Fri, Feb. 23, 2018

Recognition of Judgment with Statutory DMCA Damages

CK - Washington. Statutory damages under the Digital Millennium Copyright Act can have a punitive effect, resulting in a denial of recognition in a foreign court where the legal system finds punitive elements incompatible and grossly violative of civil action principles, a German court decided in response to a petition to freeze assets of a Ger­man company in favor of a U.S. company that had obtained a default judgment for some $8 million in California under the DMCA.

The Leipzig district court explained on February 19, 2018 in docket number 05 O 3052/17 -- presumably, per defendant's counsel, Marian Härtel, Blizzard En­ter­tain­ment Inc. v. Bossland GmbH -- that a recognition matter does not allow the Ger­man court to replace its judgment with that of the foreign court. It would need to re­spect the international principles on recognition which include public order/ordre pub­lic con­si­de­rations. In this case, the default judgment lacked any explanation of the as­sess­ment of statutory damages; the plaintiff had opted under the DMCA to forego ac­tu­al damages; the number of alleged violations was a mere estimate; and the total of ag­gre­ga­ted da­ma­ges reached an extreme with punitive character.

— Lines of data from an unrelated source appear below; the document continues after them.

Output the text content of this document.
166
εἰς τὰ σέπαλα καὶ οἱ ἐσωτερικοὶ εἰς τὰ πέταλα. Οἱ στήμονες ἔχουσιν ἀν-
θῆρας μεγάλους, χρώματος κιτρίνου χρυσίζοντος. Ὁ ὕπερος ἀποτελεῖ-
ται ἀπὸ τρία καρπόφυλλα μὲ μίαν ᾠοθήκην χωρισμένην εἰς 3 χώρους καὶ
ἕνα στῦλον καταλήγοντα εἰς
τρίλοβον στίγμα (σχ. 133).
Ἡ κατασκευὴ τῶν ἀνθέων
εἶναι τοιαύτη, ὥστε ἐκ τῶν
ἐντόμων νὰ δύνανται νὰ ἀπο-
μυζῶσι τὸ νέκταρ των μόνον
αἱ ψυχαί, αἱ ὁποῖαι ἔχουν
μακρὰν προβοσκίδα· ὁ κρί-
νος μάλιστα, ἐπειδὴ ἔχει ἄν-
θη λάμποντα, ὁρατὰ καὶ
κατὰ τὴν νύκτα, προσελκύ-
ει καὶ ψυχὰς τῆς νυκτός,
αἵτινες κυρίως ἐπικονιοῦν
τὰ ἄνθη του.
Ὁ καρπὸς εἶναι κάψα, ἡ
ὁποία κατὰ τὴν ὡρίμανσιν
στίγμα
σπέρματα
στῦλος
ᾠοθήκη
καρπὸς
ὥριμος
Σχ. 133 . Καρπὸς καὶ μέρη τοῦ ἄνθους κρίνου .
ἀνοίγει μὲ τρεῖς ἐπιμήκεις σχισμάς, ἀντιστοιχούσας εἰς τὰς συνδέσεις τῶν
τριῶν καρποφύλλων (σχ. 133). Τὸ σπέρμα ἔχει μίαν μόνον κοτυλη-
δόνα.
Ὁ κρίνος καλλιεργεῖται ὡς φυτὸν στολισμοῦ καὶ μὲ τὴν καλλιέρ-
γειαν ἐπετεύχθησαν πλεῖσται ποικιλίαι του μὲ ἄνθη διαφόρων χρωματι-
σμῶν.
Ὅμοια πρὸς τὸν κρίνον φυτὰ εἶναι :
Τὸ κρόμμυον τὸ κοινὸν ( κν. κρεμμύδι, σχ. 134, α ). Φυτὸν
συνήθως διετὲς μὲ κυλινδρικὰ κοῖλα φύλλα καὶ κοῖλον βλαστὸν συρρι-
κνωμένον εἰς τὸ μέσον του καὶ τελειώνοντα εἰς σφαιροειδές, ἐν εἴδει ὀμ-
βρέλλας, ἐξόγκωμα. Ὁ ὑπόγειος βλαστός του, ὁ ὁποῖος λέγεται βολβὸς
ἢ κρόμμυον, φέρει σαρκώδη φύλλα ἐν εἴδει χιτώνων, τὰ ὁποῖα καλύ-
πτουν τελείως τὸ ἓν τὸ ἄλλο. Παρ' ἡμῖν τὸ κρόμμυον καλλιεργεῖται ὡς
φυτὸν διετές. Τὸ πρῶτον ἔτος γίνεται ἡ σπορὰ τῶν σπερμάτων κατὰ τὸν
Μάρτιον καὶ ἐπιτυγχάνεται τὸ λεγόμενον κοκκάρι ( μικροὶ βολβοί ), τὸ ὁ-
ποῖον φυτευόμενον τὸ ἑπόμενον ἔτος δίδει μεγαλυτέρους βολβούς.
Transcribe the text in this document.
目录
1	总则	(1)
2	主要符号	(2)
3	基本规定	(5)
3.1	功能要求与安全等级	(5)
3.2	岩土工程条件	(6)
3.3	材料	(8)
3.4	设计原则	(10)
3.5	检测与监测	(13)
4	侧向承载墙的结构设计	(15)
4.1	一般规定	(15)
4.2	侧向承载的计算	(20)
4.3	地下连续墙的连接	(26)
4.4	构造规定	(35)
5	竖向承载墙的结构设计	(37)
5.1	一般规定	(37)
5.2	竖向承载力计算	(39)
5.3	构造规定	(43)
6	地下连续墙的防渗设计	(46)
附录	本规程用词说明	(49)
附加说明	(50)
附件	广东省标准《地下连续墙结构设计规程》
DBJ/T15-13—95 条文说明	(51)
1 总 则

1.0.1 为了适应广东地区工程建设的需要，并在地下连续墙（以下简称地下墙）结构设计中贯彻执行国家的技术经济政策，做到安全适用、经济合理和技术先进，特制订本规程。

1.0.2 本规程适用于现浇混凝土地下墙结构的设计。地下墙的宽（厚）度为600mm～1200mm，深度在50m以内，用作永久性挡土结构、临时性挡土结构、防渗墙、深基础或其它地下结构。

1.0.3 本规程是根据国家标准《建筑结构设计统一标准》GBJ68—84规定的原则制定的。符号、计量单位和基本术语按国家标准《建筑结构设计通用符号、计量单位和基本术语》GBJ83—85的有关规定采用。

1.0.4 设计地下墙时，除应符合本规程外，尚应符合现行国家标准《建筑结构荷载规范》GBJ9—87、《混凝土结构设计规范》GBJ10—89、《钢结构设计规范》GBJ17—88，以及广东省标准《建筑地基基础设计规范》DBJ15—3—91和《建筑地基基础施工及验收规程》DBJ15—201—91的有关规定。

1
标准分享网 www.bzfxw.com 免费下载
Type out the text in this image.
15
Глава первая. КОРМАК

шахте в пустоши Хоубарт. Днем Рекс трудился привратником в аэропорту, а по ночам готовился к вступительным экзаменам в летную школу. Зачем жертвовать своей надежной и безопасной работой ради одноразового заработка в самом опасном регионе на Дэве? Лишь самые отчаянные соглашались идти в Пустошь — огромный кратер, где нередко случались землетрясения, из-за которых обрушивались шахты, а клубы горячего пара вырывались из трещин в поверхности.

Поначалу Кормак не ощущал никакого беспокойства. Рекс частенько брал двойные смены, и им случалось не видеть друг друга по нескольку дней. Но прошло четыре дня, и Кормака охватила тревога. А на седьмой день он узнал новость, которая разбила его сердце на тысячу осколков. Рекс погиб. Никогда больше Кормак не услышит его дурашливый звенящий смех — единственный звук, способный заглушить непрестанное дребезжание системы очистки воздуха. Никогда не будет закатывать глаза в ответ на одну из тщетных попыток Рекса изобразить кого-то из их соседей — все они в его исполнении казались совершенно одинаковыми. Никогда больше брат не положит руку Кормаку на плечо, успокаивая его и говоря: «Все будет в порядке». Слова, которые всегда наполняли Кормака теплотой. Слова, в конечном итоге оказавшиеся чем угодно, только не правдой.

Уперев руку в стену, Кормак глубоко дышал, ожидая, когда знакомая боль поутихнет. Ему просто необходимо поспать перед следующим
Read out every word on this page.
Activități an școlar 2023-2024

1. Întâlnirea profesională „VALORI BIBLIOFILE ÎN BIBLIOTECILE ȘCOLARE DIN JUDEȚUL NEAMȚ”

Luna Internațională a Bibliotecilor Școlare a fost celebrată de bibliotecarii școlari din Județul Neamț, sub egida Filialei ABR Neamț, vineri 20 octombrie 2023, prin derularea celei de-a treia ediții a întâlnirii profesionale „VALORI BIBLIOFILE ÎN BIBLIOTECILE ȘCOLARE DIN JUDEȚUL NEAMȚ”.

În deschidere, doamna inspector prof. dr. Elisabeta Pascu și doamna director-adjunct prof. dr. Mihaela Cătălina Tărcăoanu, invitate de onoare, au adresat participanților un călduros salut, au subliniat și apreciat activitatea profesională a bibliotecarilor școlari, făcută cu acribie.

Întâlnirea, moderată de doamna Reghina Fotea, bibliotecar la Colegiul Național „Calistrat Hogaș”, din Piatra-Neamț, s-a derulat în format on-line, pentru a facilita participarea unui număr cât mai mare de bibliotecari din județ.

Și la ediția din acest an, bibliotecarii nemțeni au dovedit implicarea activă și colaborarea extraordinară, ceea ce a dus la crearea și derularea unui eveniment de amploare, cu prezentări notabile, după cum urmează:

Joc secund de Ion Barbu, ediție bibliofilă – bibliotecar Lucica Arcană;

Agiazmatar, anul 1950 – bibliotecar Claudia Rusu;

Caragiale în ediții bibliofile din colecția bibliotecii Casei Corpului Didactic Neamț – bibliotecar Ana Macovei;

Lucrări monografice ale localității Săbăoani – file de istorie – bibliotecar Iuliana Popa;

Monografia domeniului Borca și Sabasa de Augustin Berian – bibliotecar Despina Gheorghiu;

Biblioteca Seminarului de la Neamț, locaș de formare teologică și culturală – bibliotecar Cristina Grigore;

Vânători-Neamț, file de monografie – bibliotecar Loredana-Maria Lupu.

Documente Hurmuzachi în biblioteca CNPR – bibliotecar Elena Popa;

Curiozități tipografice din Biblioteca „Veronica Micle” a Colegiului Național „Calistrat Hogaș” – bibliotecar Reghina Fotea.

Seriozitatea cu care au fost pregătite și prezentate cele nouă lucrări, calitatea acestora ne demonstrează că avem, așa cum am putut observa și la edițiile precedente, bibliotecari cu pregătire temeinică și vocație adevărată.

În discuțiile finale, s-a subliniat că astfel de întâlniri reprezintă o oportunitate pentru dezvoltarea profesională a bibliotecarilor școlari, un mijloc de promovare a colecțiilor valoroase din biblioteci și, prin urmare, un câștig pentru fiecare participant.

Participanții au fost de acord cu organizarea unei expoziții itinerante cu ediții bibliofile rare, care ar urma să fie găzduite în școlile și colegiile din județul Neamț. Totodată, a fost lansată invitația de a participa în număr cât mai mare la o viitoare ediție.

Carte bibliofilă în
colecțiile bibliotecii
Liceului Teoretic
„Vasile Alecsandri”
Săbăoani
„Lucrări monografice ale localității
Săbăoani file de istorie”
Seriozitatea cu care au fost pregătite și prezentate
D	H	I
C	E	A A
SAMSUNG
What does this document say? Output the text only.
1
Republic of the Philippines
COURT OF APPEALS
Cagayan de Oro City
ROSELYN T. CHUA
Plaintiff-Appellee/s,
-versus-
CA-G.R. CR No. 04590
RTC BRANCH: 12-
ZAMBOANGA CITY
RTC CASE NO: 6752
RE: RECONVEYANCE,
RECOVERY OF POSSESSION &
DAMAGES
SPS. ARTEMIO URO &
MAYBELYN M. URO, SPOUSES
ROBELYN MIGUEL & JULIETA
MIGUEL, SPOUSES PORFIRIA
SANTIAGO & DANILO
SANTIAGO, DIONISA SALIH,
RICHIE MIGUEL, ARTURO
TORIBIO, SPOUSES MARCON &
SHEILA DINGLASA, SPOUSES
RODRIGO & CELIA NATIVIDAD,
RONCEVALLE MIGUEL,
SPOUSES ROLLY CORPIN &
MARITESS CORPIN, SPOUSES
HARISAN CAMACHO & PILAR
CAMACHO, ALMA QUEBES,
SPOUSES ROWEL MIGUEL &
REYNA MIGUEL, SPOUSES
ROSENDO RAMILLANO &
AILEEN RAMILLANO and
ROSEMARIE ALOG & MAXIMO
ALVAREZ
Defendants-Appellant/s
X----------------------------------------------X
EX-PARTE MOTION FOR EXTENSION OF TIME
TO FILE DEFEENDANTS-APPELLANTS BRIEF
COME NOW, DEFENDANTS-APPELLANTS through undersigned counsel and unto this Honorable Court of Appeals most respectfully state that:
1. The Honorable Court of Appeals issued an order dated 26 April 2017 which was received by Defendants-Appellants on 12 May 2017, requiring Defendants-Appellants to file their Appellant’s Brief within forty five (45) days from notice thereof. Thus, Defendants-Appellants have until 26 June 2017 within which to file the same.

The court considered American analyses of compensatory damages law as well as of pu­ni­tive, exemplary and statutory damages law, concluding that statutory DMCA da­ma­ges can, and in this case do, contain a degree of punitiveness which bars recognition as an incompatible form of damages. Noting that the U.S. default judgment stated that the damages award­ed we­re not punitive, the court analyzed that statement with a result di­stinguishing the elements of a punitive nature in Germany from that in the United Sta­tes.